My plan was after seeing the world, I would get out of the Navy and go to college using the GI Bill. Not because I had a specific career path in mind that required a degree, but because I wanted to be able to put one of those college stickers that read “So-and-so University” in the back window of my car.

True to my dream, after getting out of the service, I started my higher education at a local community college. My intentions were to start there and work my way up to a real university. In the first semester, I took Drafting 101, a requirement for anyone working towards an engineering degree. The thought being, I guess, is that if you could create an engineering drawing, you could understand one.

After only a couple of weeks of this course, I realized that I had found out what I wanted to be when I grew up: a draftsman, not an engineer. I graduated in two years with an associate’s degree in Engineering Graphics Technology. Delgado Community College just didn’t have the same impact as Clemson or Georgia Tech, so I never bought the window sticker.

Even before I got my Miata, while waiting those 108 days, I decided to buy my first accessory, the college sticker.
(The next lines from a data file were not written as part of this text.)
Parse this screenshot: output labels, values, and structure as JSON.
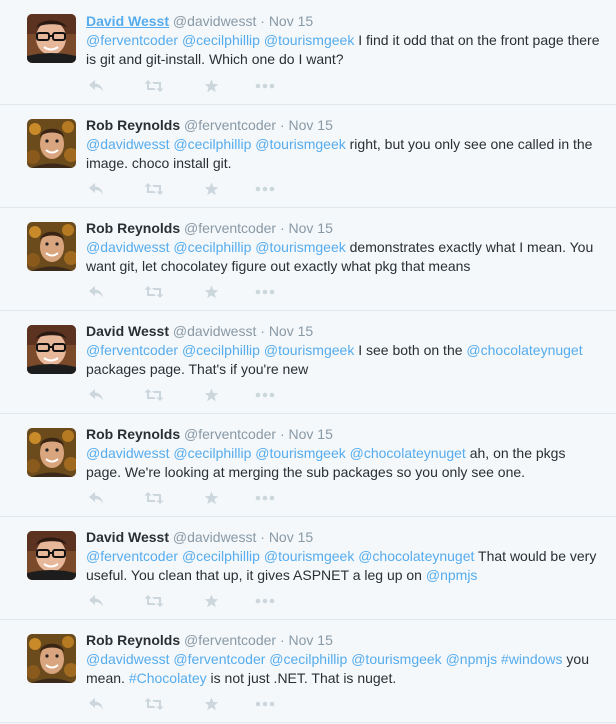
{
  "tweets": [
    {
      "avatar": "david",
      "name": "David Wesst",
      "handle": "@davidwesst",
      "time": "Nov 15",
      "active": true,
      "parts": [
        {
          "t": "@ferventcoder",
          "k": "mention"
        },
        {
          "t": " ",
          "k": "text"
        },
        {
          "t": "@cecilphillip",
          "k": "mention"
        },
        {
          "t": " ",
          "k": "text"
        },
        {
          "t": "@tourismgeek",
          "k": "mention"
        },
        {
          "t": " I find it odd that on the front page there is git and git-install. Which one do I want?",
          "k": "text"
        }
      ]
    },
    {
      "avatar": "rob",
      "name": "Rob Reynolds",
      "handle": "@ferventcoder",
      "time": "Nov 15",
      "parts": [
        {
          "t": "@davidwesst",
          "k": "mention"
        },
        {
          "t": " ",
          "k": "text"
        },
        {
          "t": "@cecilphillip",
          "k": "mention"
        },
        {
          "t": " ",
          "k": "text"
        },
        {
          "t": "@tourismgeek",
          "k": "mention"
        },
        {
          "t": " right, but you only see one called in the image. choco install git.",
          "k": "text"
        }
      ]
    },
    {
      "avatar": "rob",
      "name": "Rob Reynolds",
      "handle": "@ferventcoder",
      "time": "Nov 15",
      "parts": [
        {
          "t": "@davidwesst",
          "k": "mention"
        },
        {
          "t": " ",
          "k": "text"
        },
        {
          "t": "@cecilphillip",
          "k": "mention"
        },
        {
          "t": " ",
          "k": "text"
        },
        {
          "t": "@tourismgeek",
          "k": "mention"
        },
        {
          "t": " demonstrates exactly what I mean. You want git, let chocolatey figure out exactly what pkg that means",
          "k": "text"
        }
      ]
    },
    {
      "avatar": "david",
      "name": "David Wesst",
      "handle": "@davidwesst",
      "time": "Nov 15",
      "parts": [
        {
          "t": "@ferventcoder",
          "k": "mention"
        },
        {
          "t": " ",
          "k": "text"
        },
        {
          "t": "@cecilphillip",
          "k": "mention"
        },
        {
          "t": " ",
          "k": "text"
        },
        {
          "t": "@tourismgeek",
          "k": "mention"
        },
        {
          "t": " I see both on the ",
          "k": "text"
        },
        {
          "t": "@chocolateynuget",
          "k": "mention"
        },
        {
          "t": " packages page. That's if you're new",
          "k": "text"
        }
      ]
    },
    {
      "avatar": "rob",
      "name": "Rob Reynolds",
      "handle": "@ferventcoder",
      "time": "Nov 15",
      "parts": [
        {
          "t": "@davidwesst",
          "k": "mention"
        },
        {
          "t": " ",
          "k": "text"
        },
        {
          "t": "@cecilphillip",
          "k": "mention"
        },
        {
          "t": " ",
          "k": "text"
        },
        {
          "t": "@tourismgeek",
          "k": "mention"
        },
        {
          "t": " ",
          "k": "text"
        },
        {
          "t": "@chocolateynuget",
          "k": "mention"
        },
        {
          "t": " ah, on the pkgs page. We're looking at merging the sub packages so you only see one.",
          "k": "text"
        }
      ]
    },
    {
      "avatar": "david",
      "name": "David Wesst",
      "handle": "@davidwesst",
      "time": "Nov 15",
      "parts": [
        {
          "t": "@ferventcoder",
          "k": "mention"
        },
        {
          "t": " ",
          "k": "text"
        },
        {
          "t": "@cecilphillip",
          "k": "mention"
        },
        {
          "t": " ",
          "k": "text"
        },
        {
          "t": "@tourismgeek",
          "k": "mention"
        },
        {
          "t": " ",
          "k": "text"
        },
        {
          "t": "@chocolateynuget",
          "k": "mention"
        },
        {
          "t": " That would be very useful. You clean that up, it gives ASPNET a leg up on ",
          "k": "text"
        },
        {
          "t": "@npmjs",
          "k": "mention"
        }
      ]
    },
    {
      "avatar": "rob",
      "name": "Rob Reynolds",
      "handle": "@ferventcoder",
      "time": "Nov 15",
      "parts": [
        {
          "t": "@davidwesst",
          "k": "mention"
        },
        {
          "t": " ",
          "k": "text"
        },
        {
          "t": "@ferventcoder",
          "k": "mention"
        },
        {
          "t": " ",
          "k": "text"
        },
        {
          "t": "@cecilphillip",
          "k": "mention"
        },
        {
          "t": " ",
          "k": "text"
        },
        {
          "t": "@tourismgeek",
          "k": "mention"
        },
        {
          "t": " ",
          "k": "text"
        },
        {
          "t": "@npmjs",
          "k": "mention"
        },
        {
          "t": " ",
          "k": "text"
        },
        {
          "t": "#windows",
          "k": "hashtag"
        },
        {
          "t": " you mean. ",
          "k": "text"
        },
        {
          "t": "#Chocolatey",
          "k": "hashtag"
        },
        {
          "t": " is not just .NET. That is nuget.",
          "k": "text"
        }
      ]
    }
  ],
  "colors": {
    "link": "#55acee",
    "meta": "#8899a6",
    "text": "#292f33",
    "icon": "#ccd6dd",
    "background": "#f5f8fa",
    "divider": "#e1e8ed"
  },
  "icons": {
    "reply": "reply-icon",
    "retweet": "retweet-icon",
    "favorite": "star-icon",
    "more": "more-dots-icon"
  }
}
Now I couldn’t just go buy one that said, say, Penn State or Notre Dame, never having attended either place, not even through a correspondence course. There was just one school’s sticker that my conscience would let me place on my car. An institute of higher learning that was to be built in San Francisco a couple of centuries down the road. The place that all future starship officers, James T. Kirk included, would attend: Starfleet Academy.

Being one of the first few Miatas in Aiken meant a lot more attention than I had bargained for. Sidelong glances at stoplights, stares from people at the next gas pump, downright eerie. Folks were always asking what kind of car it was, how much it was, how fast it would go, what kind of gas mileage it got, etc. I usually took it all in stride. One Sunday I had to go to the store for something, whatever. This was a chilly day, so the top was up. After parking the car and starting towards Food Lion, a young man comes running up to me all excited and asks, “Where did you get it?!?” I told him that I got it at Rader in Augusta. When I started to explain about the deposit and the three-month wait, he got a real puzzled look on his face.
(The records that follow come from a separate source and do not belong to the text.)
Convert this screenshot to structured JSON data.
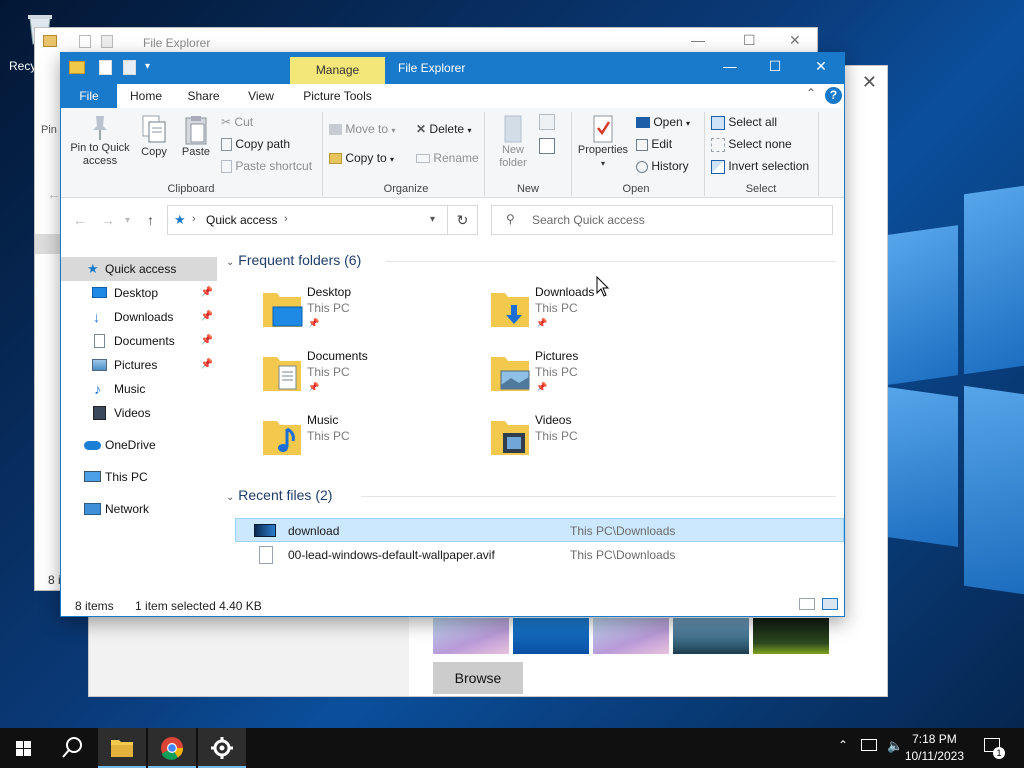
{
  "desktop": {
    "recycle_bin_label": "Recy"
  },
  "back_explorer": {
    "title": "File Explorer",
    "pin_fragment": "Pin",
    "items_fragment": "8 i"
  },
  "settings_window": {
    "browse_label": "Browse",
    "close_glyph": "✕"
  },
  "explorer": {
    "title": "File Explorer",
    "manage_tab": "Manage",
    "tabs": {
      "file": "File",
      "home": "Home",
      "share": "Share",
      "view": "View",
      "picture_tools": "Picture Tools"
    },
    "ribbon": {
      "clipboard": {
        "group": "Clipboard",
        "pin_line1": "Pin to Quick",
        "pin_line2": "access",
        "copy": "Copy",
        "paste": "Paste",
        "cut": "Cut",
        "copy_path": "Copy path",
        "paste_shortcut": "Paste shortcut"
      },
      "organize": {
        "group": "Organize",
        "move_to": "Move to",
        "copy_to": "Copy to",
        "delete": "Delete",
        "rename": "Rename"
      },
      "new": {
        "group": "New",
        "new_folder_line1": "New",
        "new_folder_line2": "folder"
      },
      "open": {
        "group": "Open",
        "properties": "Properties",
        "open": "Open",
        "edit": "Edit",
        "history": "History"
      },
      "select": {
        "group": "Select",
        "select_all": "Select all",
        "select_none": "Select none",
        "invert_selection": "Invert selection"
      }
    },
    "address": {
      "location": "Quick access",
      "search_placeholder": "Search Quick access"
    },
    "nav_pane": [
      {
        "label": "Quick access",
        "pinned": false
      },
      {
        "label": "Desktop",
        "pinned": true
      },
      {
        "label": "Downloads",
        "pinned": true
      },
      {
        "label": "Documents",
        "pinned": true
      },
      {
        "label": "Pictures",
        "pinned": true
      },
      {
        "label": "Music",
        "pinned": false
      },
      {
        "label": "Videos",
        "pinned": false
      },
      {
        "label": "OneDrive",
        "pinned": false
      },
      {
        "label": "This PC",
        "pinned": false
      },
      {
        "label": "Network",
        "pinned": false
      }
    ],
    "frequent_header": "Frequent folders (6)",
    "frequent_folders": [
      {
        "name": "Desktop",
        "location": "This PC"
      },
      {
        "name": "Downloads",
        "location": "This PC"
      },
      {
        "name": "Documents",
        "location": "This PC"
      },
      {
        "name": "Pictures",
        "location": "This PC"
      },
      {
        "name": "Music",
        "location": "This PC"
      },
      {
        "name": "Videos",
        "location": "This PC"
      }
    ],
    "recent_header": "Recent files (2)",
    "recent_files": [
      {
        "name": "download",
        "path": "This PC\\Downloads"
      },
      {
        "name": "00-lead-windows-default-wallpaper.avif",
        "path": "This PC\\Downloads"
      }
    ],
    "status": {
      "items": "8 items",
      "selection": "1 item selected  4.40 KB"
    }
  },
  "taskbar": {
    "time": "7:18 PM",
    "date": "10/11/2023",
    "notification_count": "1"
  },
  "colors": {
    "accent": "#1979ca",
    "manage_tab": "#f3e779",
    "selection": "#cce8ff"
  }
}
That’s when he said, “No, not the car, the Starfleet Academy sticker.”


When I wanted to get this ready for publication in the Mt. Hood Miata Club’s newsletter, I thought it might be nice to tighten it up a bit. I ran it through ChatGPT, and this is what it gave me after a couple of recommendations on my part. It isn’t the way I write; I’m long-winded and rambling, so it isn’t me, but it is still good.

College wasn’t in the budget after high school, so I joined the Navy. My dad had served on a destroyer in Korea, and, honestly, I loved those bell-bottom uniforms. Maybe it was the Star Trek influence too—ships, stars, adventure.
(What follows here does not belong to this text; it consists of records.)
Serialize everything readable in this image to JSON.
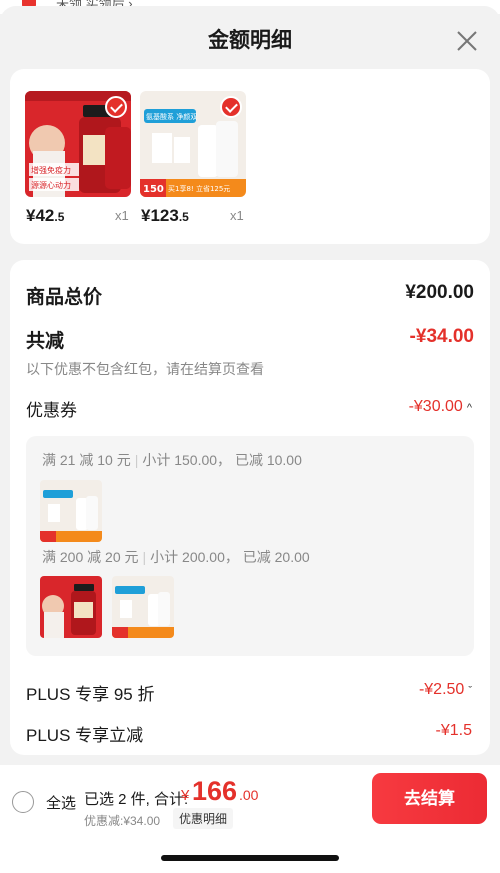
{
  "top_peek": {
    "text": "未领 实领后 ›"
  },
  "sheet": {
    "title": "金额明细"
  },
  "products": [
    {
      "price_int": "¥42",
      "price_dec": ".5",
      "qty": "x1",
      "image": "red-supplement-bottles",
      "image_text_1": "增强免疫力",
      "image_text_2": "源源心动力"
    },
    {
      "price_int": "¥123",
      "price_dec": ".5",
      "qty": "x1",
      "image": "skincare-cleanser-set",
      "image_text_1": "氨基酸系 净颜双",
      "image_text_2": "150",
      "image_text_3": "买1享8! 立省125元"
    }
  ],
  "detail": {
    "total_label": "商品总价",
    "total_value": "¥200.00",
    "reduce_label": "共减",
    "reduce_value": "-¥34.00",
    "reduce_note": "以下优惠不包含红包，请在结算页查看",
    "coupon_label": "优惠券",
    "coupon_value": "-¥30.00",
    "coupon_groups": [
      {
        "rule": "满 21 减 10 元",
        "subtotal": "小计 150.00， 已减 10.00"
      },
      {
        "rule": "满 200 减 20 元",
        "subtotal": "小计 200.00， 已减 20.00"
      }
    ],
    "plus_discount_label": "PLUS 专享 95 折",
    "plus_discount_value": "-¥2.50",
    "plus_reduce_label": "PLUS 专享立减",
    "plus_reduce_value": "-¥1.5"
  },
  "bottom": {
    "select_all": "全选",
    "selected_summary": "已选 2 件, 合计:",
    "currency": "¥",
    "total_int": "166",
    "total_dec": ".00",
    "discount_note": "优惠减:¥34.00",
    "detail_link": "优惠明细",
    "checkout": "去结算"
  },
  "colors": {
    "accent": "#e4312b",
    "background": "#f2f2f2"
  },
  "icons": {
    "close": "close-icon",
    "check": "check-badge-icon",
    "chevron_up": "chevron-up-icon",
    "chevron_down": "chevron-down-icon",
    "radio": "radio-unchecked-icon"
  }
}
After the Navy, I used the GI Bill and enrolled at community college. The plan was simple: start small, transfer big, and earn one of those glossy university stickers for the back of my car.

Drafting 101 changed everything. Halfway through the semester I knew—I wasn’t cut out to be an engineer. I wanted to be a draftsman. Two years later, I had my associate degree. A good degree, sure, but “Delgado Community College” didn’t exactly scream prestige. No sticker for me.

Years later, while waiting the 108 days for my new Miata, I gave in. I was finally getting a sticker. But not Penn State. Not Notre Dame. The only school that made sense was one that hadn’t even been built yet. The place where James T. Kirk himself trained: Starfleet Academy.

Driving one of the first Miatas in Aiken, South Carolina, turned me into an accidental celebrity. At stoplights, people stared. At gas stations, strangers peppered me with questions: “What kind of car is that?” “How fast does it go?” “What’s the gas mileage?” It was flattering… and a little eerie.

One chilly Sunday, I pulled into the Food Lion parking lot with the top up. As I walked toward the store, a young guy came running up, out of breath and excited.

“Where did you get it?!” he blurted out.

I grinned, ready with my well-practiced Mazda story. Augusta, deposit, three-month wait. But as I talked, his face twisted in confusion.

Finally, he cut me off.
“Not the car,” he said. “The Starfleet Academy sticker.”